For instance, for 2018, AmaWaterways has set aside more than 145 departures, including 24 wine-themed cruises, in Europe and Asia for which solo travelers can book a stateroom without having to pay a single supplement (this applies to all stateroom categories excluding suites, A+ and AA+ categories). Solo guests who book a base category stateroom (category E or D) on any departure will have the single supplement fee waived.
Additionally, on four of its ships — the AmaDolce, AmaDante, AmaLyra and AmaCello — AmaWaterways has a limited number of specially designed, single occupancy staterooms that feature a French balcony and require no single supplement.
"We are always excited to welcome solo travelers onboard and have continued to see tremendous growth in this market," said Kristin Karst, executive vice president and co-owner of AmaWaterways. Solo travelers will be invited to an exclusive welcome cocktail reception and are often invited to dine at a designated captain's table in the main dining room.
New for 2018, British company Riviera River Cruises has set aside two November departures next year on which the single supplement will be waived, one on the Danube and one on France's Rhone River.

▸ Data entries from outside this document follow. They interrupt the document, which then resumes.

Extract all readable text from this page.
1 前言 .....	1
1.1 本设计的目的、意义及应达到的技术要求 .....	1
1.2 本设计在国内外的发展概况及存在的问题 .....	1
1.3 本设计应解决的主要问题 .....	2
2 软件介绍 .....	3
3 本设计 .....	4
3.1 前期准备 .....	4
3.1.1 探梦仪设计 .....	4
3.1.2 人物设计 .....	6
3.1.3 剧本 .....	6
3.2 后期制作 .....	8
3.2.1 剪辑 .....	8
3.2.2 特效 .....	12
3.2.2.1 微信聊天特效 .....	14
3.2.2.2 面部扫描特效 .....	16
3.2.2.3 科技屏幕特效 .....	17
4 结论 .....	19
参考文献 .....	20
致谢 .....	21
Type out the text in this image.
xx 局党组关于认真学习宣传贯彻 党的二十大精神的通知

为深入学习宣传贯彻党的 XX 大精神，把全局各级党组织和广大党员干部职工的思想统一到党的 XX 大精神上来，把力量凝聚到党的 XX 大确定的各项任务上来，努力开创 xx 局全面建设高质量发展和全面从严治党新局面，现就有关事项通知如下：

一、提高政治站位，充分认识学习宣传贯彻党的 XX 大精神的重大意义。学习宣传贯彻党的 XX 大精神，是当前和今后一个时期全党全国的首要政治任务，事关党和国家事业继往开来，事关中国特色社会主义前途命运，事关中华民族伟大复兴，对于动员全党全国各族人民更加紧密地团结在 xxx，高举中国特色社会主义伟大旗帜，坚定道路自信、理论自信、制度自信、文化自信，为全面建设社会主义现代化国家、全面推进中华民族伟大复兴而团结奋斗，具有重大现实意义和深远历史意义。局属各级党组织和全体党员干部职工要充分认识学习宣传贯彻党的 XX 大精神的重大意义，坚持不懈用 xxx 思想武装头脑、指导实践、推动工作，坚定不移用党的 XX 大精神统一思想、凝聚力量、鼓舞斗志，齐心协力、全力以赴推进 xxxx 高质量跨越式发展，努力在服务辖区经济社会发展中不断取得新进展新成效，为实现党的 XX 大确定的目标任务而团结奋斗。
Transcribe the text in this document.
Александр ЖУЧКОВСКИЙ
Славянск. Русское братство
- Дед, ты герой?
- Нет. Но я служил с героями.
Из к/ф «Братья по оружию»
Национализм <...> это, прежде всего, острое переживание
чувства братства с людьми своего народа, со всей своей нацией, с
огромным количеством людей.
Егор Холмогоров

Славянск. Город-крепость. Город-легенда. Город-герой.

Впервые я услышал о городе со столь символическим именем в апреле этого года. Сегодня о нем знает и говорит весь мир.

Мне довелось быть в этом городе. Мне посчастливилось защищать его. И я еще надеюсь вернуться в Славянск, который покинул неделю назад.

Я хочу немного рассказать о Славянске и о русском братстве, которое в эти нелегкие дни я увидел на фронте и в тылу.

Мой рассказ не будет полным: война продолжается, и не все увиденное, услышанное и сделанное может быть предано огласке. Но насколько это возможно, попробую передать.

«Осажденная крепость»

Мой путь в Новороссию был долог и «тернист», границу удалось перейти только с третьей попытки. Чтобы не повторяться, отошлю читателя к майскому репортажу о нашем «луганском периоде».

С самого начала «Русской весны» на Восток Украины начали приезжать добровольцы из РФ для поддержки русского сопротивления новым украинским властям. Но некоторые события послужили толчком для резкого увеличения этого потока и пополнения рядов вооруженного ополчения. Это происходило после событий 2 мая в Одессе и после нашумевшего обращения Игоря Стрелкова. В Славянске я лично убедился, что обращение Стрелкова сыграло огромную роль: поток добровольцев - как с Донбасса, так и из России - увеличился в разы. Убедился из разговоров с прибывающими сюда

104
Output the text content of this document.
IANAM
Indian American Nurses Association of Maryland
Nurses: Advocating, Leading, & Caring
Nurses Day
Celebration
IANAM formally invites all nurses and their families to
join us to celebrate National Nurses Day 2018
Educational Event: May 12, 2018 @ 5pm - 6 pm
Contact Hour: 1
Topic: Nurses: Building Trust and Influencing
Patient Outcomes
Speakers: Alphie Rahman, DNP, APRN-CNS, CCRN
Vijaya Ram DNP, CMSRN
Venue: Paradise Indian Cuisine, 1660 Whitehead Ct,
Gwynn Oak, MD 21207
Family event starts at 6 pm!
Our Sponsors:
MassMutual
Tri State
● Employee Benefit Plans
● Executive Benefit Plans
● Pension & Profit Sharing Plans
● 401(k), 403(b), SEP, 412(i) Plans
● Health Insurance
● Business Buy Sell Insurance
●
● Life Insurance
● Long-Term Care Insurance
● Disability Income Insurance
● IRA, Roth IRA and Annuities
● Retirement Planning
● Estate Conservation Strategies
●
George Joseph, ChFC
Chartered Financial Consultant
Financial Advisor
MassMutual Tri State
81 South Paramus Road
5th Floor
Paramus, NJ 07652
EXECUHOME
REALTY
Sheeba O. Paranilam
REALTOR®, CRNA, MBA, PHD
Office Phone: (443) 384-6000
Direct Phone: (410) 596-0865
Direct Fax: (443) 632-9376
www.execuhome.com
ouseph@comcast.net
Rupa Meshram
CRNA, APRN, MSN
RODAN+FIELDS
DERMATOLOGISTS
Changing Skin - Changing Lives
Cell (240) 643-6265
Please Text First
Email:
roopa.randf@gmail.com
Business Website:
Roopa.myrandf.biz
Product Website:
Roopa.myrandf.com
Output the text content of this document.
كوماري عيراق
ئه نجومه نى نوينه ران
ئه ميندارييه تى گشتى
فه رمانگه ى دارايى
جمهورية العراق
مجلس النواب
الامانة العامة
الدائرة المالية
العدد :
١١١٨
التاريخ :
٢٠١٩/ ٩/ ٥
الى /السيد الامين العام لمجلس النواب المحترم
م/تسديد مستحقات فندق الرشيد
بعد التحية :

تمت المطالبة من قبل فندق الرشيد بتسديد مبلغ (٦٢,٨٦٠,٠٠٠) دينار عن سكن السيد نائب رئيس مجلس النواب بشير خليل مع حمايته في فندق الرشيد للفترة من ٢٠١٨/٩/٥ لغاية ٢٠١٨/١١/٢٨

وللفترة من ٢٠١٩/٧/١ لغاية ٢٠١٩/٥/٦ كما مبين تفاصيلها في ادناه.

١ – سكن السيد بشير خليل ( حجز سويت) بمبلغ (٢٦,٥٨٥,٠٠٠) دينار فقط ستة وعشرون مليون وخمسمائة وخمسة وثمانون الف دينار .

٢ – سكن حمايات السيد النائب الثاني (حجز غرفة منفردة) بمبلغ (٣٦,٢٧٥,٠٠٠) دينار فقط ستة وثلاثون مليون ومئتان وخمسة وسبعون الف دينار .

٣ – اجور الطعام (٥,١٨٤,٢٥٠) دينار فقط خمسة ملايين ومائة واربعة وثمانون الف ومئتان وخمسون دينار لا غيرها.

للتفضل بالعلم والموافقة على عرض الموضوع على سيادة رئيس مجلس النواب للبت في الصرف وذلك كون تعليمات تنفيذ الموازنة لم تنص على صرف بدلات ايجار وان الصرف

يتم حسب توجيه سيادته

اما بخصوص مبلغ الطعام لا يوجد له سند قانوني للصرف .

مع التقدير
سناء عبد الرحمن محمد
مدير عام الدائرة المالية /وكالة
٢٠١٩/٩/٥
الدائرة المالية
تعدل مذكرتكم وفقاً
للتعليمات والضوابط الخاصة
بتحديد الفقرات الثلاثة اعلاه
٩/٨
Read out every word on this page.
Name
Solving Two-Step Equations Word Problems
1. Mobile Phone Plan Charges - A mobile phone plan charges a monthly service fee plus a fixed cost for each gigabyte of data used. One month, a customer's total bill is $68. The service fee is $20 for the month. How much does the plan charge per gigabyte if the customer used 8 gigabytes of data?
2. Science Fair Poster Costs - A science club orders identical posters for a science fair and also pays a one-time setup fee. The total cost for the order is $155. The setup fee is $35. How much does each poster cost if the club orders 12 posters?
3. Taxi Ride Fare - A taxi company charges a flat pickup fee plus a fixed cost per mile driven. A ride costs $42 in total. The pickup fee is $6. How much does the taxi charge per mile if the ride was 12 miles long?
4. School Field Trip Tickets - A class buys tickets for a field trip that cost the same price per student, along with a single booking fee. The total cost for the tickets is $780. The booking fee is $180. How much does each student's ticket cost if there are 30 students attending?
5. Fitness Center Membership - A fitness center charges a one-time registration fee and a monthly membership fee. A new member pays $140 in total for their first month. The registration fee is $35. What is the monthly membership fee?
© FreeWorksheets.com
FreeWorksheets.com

Tauck has a long-standing policy that its lower-deck Category 1 cabins never have a single supplement, and it offers a reduced single supplement on upper-deck Category 4 and 5 staterooms.
In some cases, the key to getting a good solo travel deal on a river cruise is to book early. In May, Avalon Waterways waived the single supplement on all of its 2018 Europe departures and select Mekong and Irrawaddy departures in Asia for a limited time, but now there are few remaining departures to which the deal still applies.
And this past summer, canal barge operator European Waterways waived the single supplement on many of its hotel barge cruises for the remainder of the 2017 season. So, solo travelers just need to keep their eye out.
Room for improvement
Despite these and many of the other single traveler offers that river cruise lines roll out throughout the season, the river cruise industry apparently still has some work to do. Earlier this year, the blog Solo Traveler and Australia travel insurance company World Nomads joined forces to launch the first Solo Travel Awards in an effort to recognize suppliers that are doing a standout job catering to the solo travel market.
Three of the five judges for the awards decided not to recognize the river cruise nominees as delivering what solo travelers need, and thus no river cruise line was awarded. The selection criteria included looking at things like whether and what kind of single supplement is applied, how limited and what kind of space is allocated to solo travelers and whether there are any special services provided for solo travelers before or during trips.
"There are still too many barriers for solo travelers despite the overwhelming evidence of the upside for the industry to serve this market," Solo Traveler said in a statement about the awards. "We're going to continue to advocate for the solo market and are looking forward to using the insight we have gained from our global community to help companies capitalize on one of the most important and emerging travel trends."